3.1. Growth Performance

Table 3 shows the effect of dietary GTE on growth performance of chicks from d 1–21. The result showed that unmedicated challenged control treatment (ACON) had the poorest (p ≤ 0.05) FCR of all treatments. Also, body weight gain and FCR were poorer in CP-challenged chicks compared to unchallenged chicks. All challenged GTE treatments showed similar FCRs to their corresponding unchallenged treatments, showing a propensity to ameliorate the effects of SNE in challenged birds. There were no differences in feed intake and overall mortality during this period.
Table 4 shows the effect of dietary GTE on growth performance during the CP challenge and SNE induction phase. The result shows that CP challenge significantly (p ≤ 0.05) affected weight gain and FCR, but did not influence feed intake which is characteristic of SNE disease. GTE supplementation significantly (p ≤ 0.05) influenced weight gain and feed intake but had no influence on FCR during this period. There were no interaction effects between CP challenge and dietary GTE levels across the board.

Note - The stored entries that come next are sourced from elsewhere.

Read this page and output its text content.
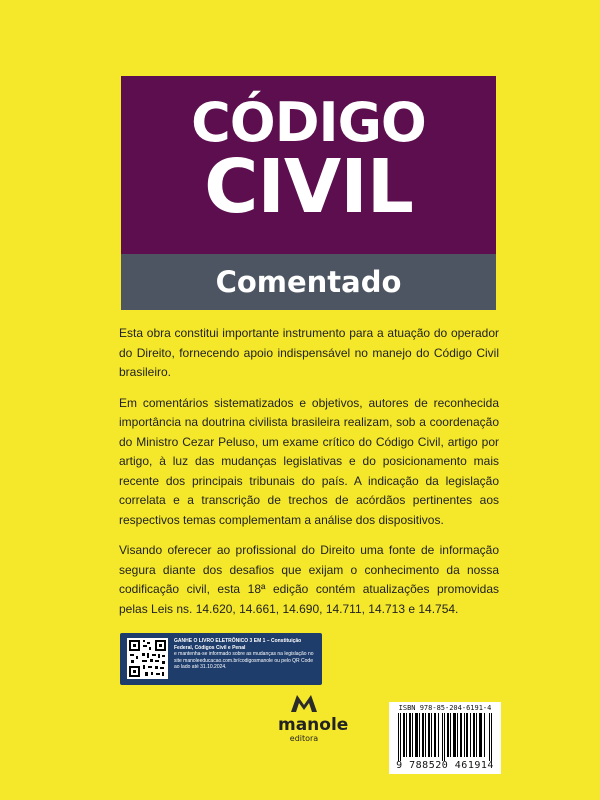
CÓDIGO
CIVIL
Comentado

Esta obra constitui importante instrumento para a atuação do operador do Direito, fornecendo apoio indispensável no manejo do Código Civil brasileiro.

Em comentários sistematizados e objetivos, autores de reconhecida importância na doutrina civilista brasileira realizam, sob a coordenação do Ministro Cezar Peluso, um exame crítico do Código Civil, artigo por artigo, à luz das mudanças legislativas e do posicionamento mais recente dos principais tribunais do país. A indicação da legislação correlata e a transcrição de trechos de acórdãos pertinentes aos respectivos temas complementam a análise dos dispositivos.

Visando oferecer ao profissional do Direito uma fonte de informação segura diante dos desafios que exijam o conhecimento da nossa codificação civil, esta 18ª edição contém atualizações promovidas pelas Leis ns. 14.620, 14.661, 14.690, 14.711, 14.713 e 14.754.

GANHE O LIVRO ELETRÔNICO 3 EM 1 – Constituição Federal, Códigos Civil e Penal
e mantenha-se informado sobre as mudanças na legislação no site manoleeducacao.com.br/codigosmanole ou pelo QR Code ao lado até 31.10.2024.
manole
editora
ISBN 978-85-204-6191-4
9 788520 461914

3.2. Intestinal Health Status

3.2.1. CP Enumeration Data

Prior to challenge, intestinal CP colonization was significantly higher (p ≤ 0.05) in chicks fed the GTZ diet than in chicks fed the other (CON, GTX, and GTY) dietary treatments (Table 5).
Table 6 shows the results of intestinal CP on d 21 and that chicks fed GTZ diets had the highest (p ≤ 0.05) intestinal CP among unchallenged chicks at d 16. Unchallenged chicks fed CON and GTX diets had the lowest (p ≤ 0.05) intestinal CP compared to other treatments. Intestinal CP was generally higher (p ≤ 0.05) in CP challenge chicks than unchallenged chicks, showing a successful CP challenge. Chicks fed CON and GTX had similar intestinal CP after challenge which was significantly higher (p ≤ 0.05) than their corresponding unchallenged treatments, whereas chicks fed GTY and GTZ diets had similar intestinal CP in challenged chicks and also similar CP (p > 0.05) to their corresponding unchallenged chicks, which shows a prevention in establishing infection in these treatments (Table 6). Furthermore, challenged chicks fed GTX diets tended to have the lowest intestinal CP of all challenged treatments.

3.2.2. Lesion Scores

No lesions were observed across all treatments.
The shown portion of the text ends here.